The McAllen district is gathering documents his firm has requested, Lopez said, and within the next few weeks they’ll be interviewing McAllen school district employees.
Lopez said they hope to be done with the audit in a few weeks, but won’t know how long the process will take until they begin the review.
Calls to McAllen Superintendent James Ponce on Tuesday afternoon went unanswered. Questions from The Monitor about how long the practice has been in place and whether any employees have been placed on leave related to the matter also went unanswered.
“We are aware of the assertions issued by Socorro ISD’s auditor with regard to McAllen’s administrative regulations,” the district said in a statement first sent to the El Paso Times and then forwarded to The Monitor. “We shall immediately engage an outside firm to conduct an independent review.”
The El Paso district, according to its audit, held the high school credits of only English-learning immigrant students from Mexico. It is not immediately clear if the McAllen district has done the same.
The McAllen document, titled “Recent Immigrant Student Enrollment Process High School Level,” notes it was updated in February 2012.
“Although that district (McAllen) uses different terminology, referring to the practice as holding credits ‘in reserve,’ and restricts it to ‘state electives,’ the district essentially engages in the same process that SISD engaged in until July 18, 2012,” the audit said of McAllen, referring to the enrollment process document.
Lopez said the district wants to be transparent and “out of an abundance of caution” has ordered the performance review of the processes it uses to classify students in response to the audit’s allegations, which were first reported by the El Paso Times. Lopez is leading the investigation. He said neither he nor his law firm has ties to the district, but he did graduate from McAllen Memorial High School in 1992.
EL PASO SCANDAL
Former El Paso Independent School District Superintendent Lorenzo Garcia and others worked to keep certain students out of 10th grade, keeping them from completing federal testing during that grade level. Eventually, test scores rose and so did the amount of federal money for the district under the No Child Left Behind law.
In 2012, Garcia pleaded guilty to several charges, becoming the nation’s first superintendent to be convicted of bogus test scores and fraud for financial gain, National Public Radio reported.
According to the audit, in El Paso students were placed in ninth grade regardless of their age and, in some cases, did not enroll or quit when they found out about the policy, the audit said.
“All in all, it is difficult to view these practices as providing real, or even potential benefits to students,” the audit read, adding this should place scrutiny on benefits it might bring to the district. “Obviously, removing these students from the federal accountability system by ‘skipping’ grade 10 is an additional benefit that must be considered.”

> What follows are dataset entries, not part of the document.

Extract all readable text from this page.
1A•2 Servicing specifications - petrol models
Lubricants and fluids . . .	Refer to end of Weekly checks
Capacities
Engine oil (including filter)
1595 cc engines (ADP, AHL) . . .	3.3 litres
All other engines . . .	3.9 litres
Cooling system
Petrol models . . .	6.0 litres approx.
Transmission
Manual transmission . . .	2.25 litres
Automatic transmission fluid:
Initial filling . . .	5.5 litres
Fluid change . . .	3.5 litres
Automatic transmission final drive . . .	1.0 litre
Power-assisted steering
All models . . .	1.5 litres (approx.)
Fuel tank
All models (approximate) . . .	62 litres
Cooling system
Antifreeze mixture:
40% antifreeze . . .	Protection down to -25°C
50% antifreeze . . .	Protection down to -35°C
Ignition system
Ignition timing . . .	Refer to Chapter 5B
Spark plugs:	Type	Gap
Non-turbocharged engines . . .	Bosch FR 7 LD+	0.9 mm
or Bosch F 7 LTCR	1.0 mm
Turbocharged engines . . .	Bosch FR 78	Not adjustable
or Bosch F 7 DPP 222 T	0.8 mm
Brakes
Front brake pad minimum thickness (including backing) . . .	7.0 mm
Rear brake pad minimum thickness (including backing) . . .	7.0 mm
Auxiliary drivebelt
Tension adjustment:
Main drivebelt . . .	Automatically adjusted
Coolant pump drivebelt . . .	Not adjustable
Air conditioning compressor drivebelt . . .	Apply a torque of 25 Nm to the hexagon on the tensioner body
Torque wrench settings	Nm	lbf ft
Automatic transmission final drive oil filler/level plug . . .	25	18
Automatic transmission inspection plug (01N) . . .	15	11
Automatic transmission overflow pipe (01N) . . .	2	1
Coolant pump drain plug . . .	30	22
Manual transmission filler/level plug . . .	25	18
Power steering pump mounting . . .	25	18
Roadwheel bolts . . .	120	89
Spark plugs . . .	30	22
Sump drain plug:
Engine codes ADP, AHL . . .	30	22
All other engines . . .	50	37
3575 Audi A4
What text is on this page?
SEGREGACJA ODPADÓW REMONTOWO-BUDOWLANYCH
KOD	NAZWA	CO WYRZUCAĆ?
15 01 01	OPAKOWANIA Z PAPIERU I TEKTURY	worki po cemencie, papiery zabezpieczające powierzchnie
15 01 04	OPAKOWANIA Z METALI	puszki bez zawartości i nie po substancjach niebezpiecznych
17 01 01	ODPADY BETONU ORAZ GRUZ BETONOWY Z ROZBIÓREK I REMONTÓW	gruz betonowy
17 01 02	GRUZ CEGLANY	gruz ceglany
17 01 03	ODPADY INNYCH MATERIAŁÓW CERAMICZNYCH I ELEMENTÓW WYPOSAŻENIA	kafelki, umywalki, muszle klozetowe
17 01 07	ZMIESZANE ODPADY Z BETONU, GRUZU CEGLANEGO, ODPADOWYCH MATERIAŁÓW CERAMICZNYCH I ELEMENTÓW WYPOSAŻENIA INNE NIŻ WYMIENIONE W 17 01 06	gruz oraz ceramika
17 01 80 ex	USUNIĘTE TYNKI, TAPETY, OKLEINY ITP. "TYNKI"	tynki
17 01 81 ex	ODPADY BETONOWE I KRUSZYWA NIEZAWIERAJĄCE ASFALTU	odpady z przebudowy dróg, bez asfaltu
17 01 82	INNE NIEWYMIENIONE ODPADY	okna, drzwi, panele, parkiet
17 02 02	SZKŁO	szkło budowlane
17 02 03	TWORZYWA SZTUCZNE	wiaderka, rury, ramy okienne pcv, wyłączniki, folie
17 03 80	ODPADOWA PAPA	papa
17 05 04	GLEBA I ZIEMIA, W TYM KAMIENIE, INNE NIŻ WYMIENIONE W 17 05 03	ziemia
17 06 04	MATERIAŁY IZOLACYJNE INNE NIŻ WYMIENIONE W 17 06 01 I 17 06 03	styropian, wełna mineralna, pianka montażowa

The practice at SISD didn’t account for variations among students or Mexican schools, the report said.
“Such a one-size-fits-all view of immigrant students from Mexico is a significant barrier to providing the best program and support for these students,” it read.
The audit noted the Texas Education Agency has investigated other El Paso-area school districts for similar practices and that those districts have discontinued the process.
“Clearly, from the TEA reports of its investigations of the El Paso, Canutillo, and San Elizario ISDs, and the (U.S. Department of Education) report of its investigation of EPISD, neither federal nor state officials approve of it,” the audit states.